A descoberta da história é um exercício infinito. Aos praticantes estão reservados o espanto e a descrença, a confirmação recorrente de que o presente não é mais do que uma repetição imprecisa da natureza humana e dos seus feitos e feitios: improváveis, sublimes e atrozes.
Entre Córdoba e Praga ficam cerca de 2500 km, e uma rede de tráfico de escravos cujo dinamismo e escala a tornou uma das mais significativas e bem documentadas da Europa medieval, ligando as terras eslavas da Europa Central e Oriental aos mercados islâmicos do sul.
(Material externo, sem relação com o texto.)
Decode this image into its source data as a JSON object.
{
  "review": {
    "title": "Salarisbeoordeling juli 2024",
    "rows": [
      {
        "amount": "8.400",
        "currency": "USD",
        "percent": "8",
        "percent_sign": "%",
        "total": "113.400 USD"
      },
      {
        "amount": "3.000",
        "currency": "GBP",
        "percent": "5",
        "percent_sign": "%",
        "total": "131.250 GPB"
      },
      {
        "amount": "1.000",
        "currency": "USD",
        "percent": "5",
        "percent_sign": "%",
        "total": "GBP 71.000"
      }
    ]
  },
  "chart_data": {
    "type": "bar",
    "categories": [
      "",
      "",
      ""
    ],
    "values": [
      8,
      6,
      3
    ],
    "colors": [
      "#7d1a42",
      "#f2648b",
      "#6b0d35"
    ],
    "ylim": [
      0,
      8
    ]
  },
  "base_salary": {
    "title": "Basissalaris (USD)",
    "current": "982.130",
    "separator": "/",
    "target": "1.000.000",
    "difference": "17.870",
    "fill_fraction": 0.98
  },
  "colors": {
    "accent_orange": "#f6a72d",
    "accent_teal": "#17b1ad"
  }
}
O sucesso do tráfico de escravos de Praga baseou-se em circunstâncias geográficas e políticas únicas: O Ducado da Boémia ocupava uma posição fronteiriça crucial entre a Europa Central crista e as terras eslavas, ainda pagãs a norte e a leste, no actual territorio da Ucrania. Esta localização proporcionava um fácil acesso a populações que tanto a lei cristã como a islâmica consideravam alvos legítimos para a escravização. Ao contrário dos cristãos, que não podiam ser escravizados por outros cristãos segundo o direito canónico, os eslavos pagãos eram vistos como presa fácil para os invasores de escravos que operavam sob a autoridade dos duques boémios.
A instituição da escravatura em al-Andalus operava dentro da estrutura mais ampla da lei islâmica, que fornecia regulamentos específicos para o tratamento, os direitos e a mobilidade social dos escravizados. Ao contrário de muitos outros sistemas esclavagistas, a lei islâmica proibia a escravização de muçulmanos, criando uma procura significativa no mercado por cativos de outras fés.
O sistema esclavagista andaluz era notável pela sua escala e sofisticação. A estrutura jurídica oferecia caminhos claros de ascensão para as mulheres escravizadas através do sistema umm walad, que concedia um estatuto especial às concubinas que gerassem filhos dos seus senhores. Segundo este sistema, estas mulheres não podiam ser vendidas e eram automaticamente libertadas após a morte dos seus senhores, enquanto os seus filhos gozavam de total igualdade jurídica com os nascidos de esposas livres.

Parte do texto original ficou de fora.